How many years will it take to save for your first home?

For a young Australian, the chances of buying your first home in a capital city is increasingly highly improbable, and rates of homeownership have sharply declined.

Domain’s recent First-Home Buyers Report reveals the number of years needed to save for your first home – and with house prices setting new records – the figures are through the roof.

The time needed for an average couple aged 25-34 years to save a 20 per cent deposit on an entry-level property has increased nationally by 11 months.

Canberra has overtaken Melbourne on the ladder, claiming second spot this year, with seven years and one month for a young couple to save a 20 per cent deposit.  

For a unit deposit, it would take a young Canberran couple three years and nine months to save.

Sydney has continued its reign as the longest time at eight years and one month, but with staggering property price increases in recent years, Canberra is starting to nip at its heels.

The report also commented on the prospective challenge of saving for a lump-sum deposit in a climate with incremental wage growth, rising mortgage repayments and rental prices, along with escalating property prices.
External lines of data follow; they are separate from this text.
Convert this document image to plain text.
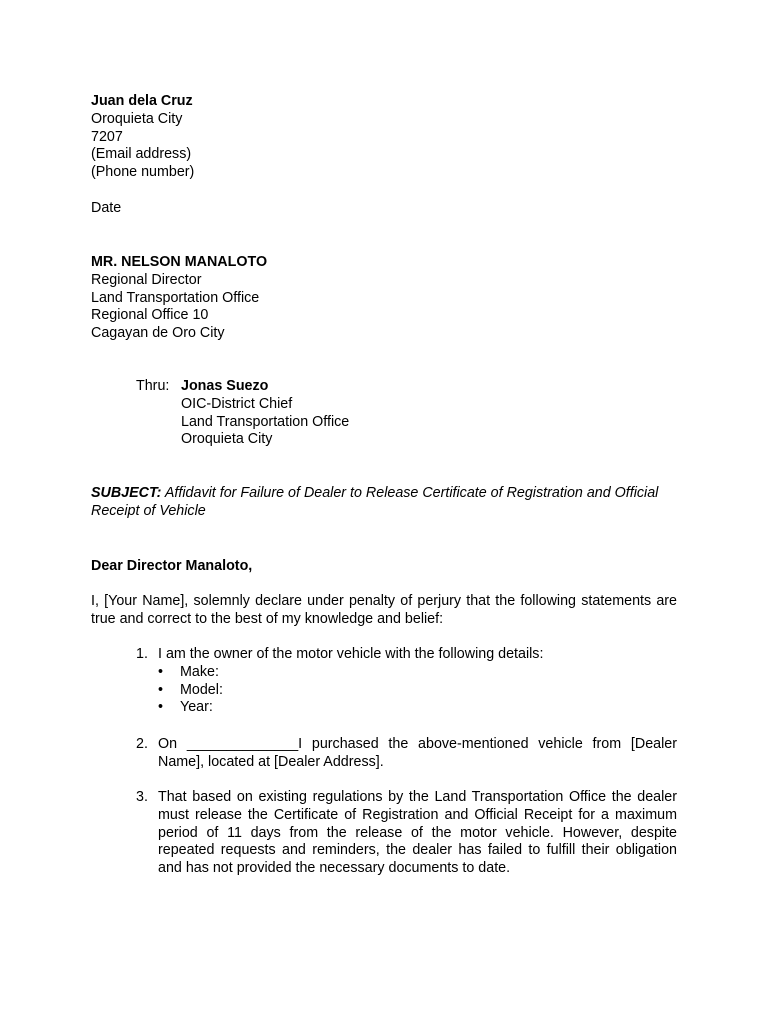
Juan dela Cruz
Oroquieta City
7207
(Email address)
(Phone number)
Date
MR. NELSON MANALOTO
Regional Director
Land Transportation Office
Regional Office 10
Cagayan de Oro City
Thru: Jonas Suezo
OIC-District Chief
Land Transportation Office
Oroquieta City
SUBJECT: Affidavit for Failure of Dealer to Release Certificate of Registration and Official Receipt of Vehicle
Dear Director Manaloto,
I, [Your Name], solemnly declare under penalty of perjury that the following statements are true and correct to the best of my knowledge and belief:
1. I am the owner of the motor vehicle with the following details:
•	Make:
•	Model:
•	Year:
2. On ______________I purchased the above-mentioned vehicle from [Dealer Name], located at [Dealer Address].
3. That based on existing regulations by the Land Transportation Office the dealer must release the Certificate of Registration and Official Receipt for a maximum period of 11 days from the release of the motor vehicle. However, despite repeated requests and reminders, the dealer has failed to fulfill their obligation and has not provided the necessary documents to date.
Domain’s Chief of Research and Economics, Dr Nicola Powell, said the First-Home Buyers Report “enables us to analyse the market variables that contribute to housing affordability, and compare annual growth across cities and areas”.

“First-home buyers are facing a growing financial hurdle when it comes to saving a deposit, and this is becoming more daunting in the context of rising living costs, low wage growth, weak saving rates and the rapid rise in property prices.”
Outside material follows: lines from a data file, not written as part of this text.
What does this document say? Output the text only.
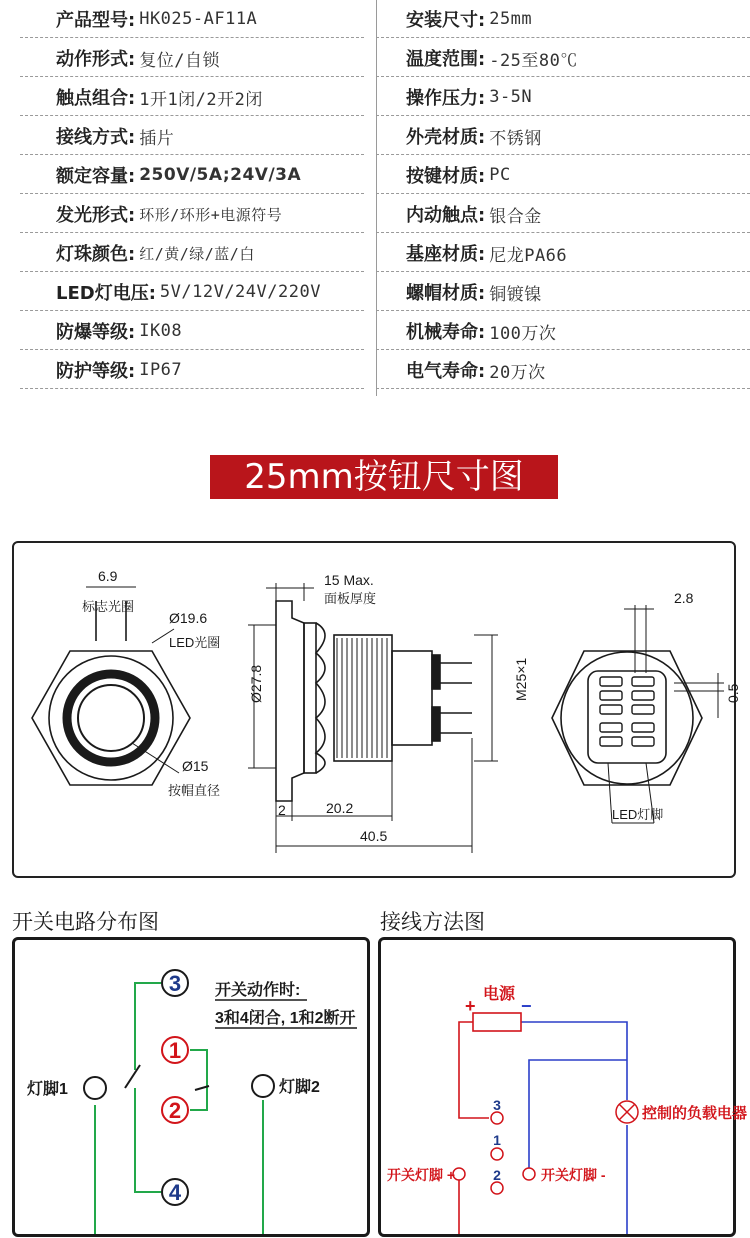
产品型号: HK025-AF11A
动作形式: 复位/自锁
触点组合: 1开1闭/2开2闭
接线方式: 插片
额定容量: 250V/5A;24V/3A
发光形式: 环形/环形+电源符号
灯珠颜色: 红/黄/绿/蓝/白
LED灯电压: 5V/12V/24V/220V
防爆等级: IK08
防护等级: IP67
安装尺寸: 25mm
温度范围: -25至80℃
操作压力: 3-5N
外壳材质: 不锈钢
按键材质: PC
内动触点: 银合金
基座材质: 尼龙PA66
螺帽材质: 铜镀镍
机械寿命: 100万次
电气寿命: 20万次
25mm按钮尺寸图
6.9
标志光圈
Ø19.6
LED光圈
Ø15
按帽直径
15 Max.
面板厚度
Ø27.8	M25×1
2	20.2
40.5
2.8
0.5
LED灯脚
开关电路分布图
3
1
2
4
开关动作时:
3和4闭合, 1和2断开
灯脚1	灯脚2
接线方法图
电源
+	−
控制的负载电器
开关灯脚 +	开关灯脚 -
3
1
2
While first-home buyers have traditionally looked further afield to seek value for money and compromised on luxuries, including commute times and space, remote working has made this balance easier, Dr Powell said.

“The decentralisation of our workforce is being embraced by middle Australia, with some working from home, even if it is for a couple of days a week, and awakening affordability,” Dr Powell said.

“In saying this, we know that not everyone is able to do this, with often lower-income workers needing to be close to their workplace as they are unable to work from home. When navigating the first-home buyer’s market, considering property type and location, or even becoming a rentvestor, can all be worthwhile.

“Government incentives such as the First Home Loan Deposit Scheme or the First Home Super Saver Scheme, which allows prospective first-home buyers to make additional superannuation contributions that are later accessible for a first home deposit, can also be advantageous to shave years off the time it takes to save for an entry-priced deposit.”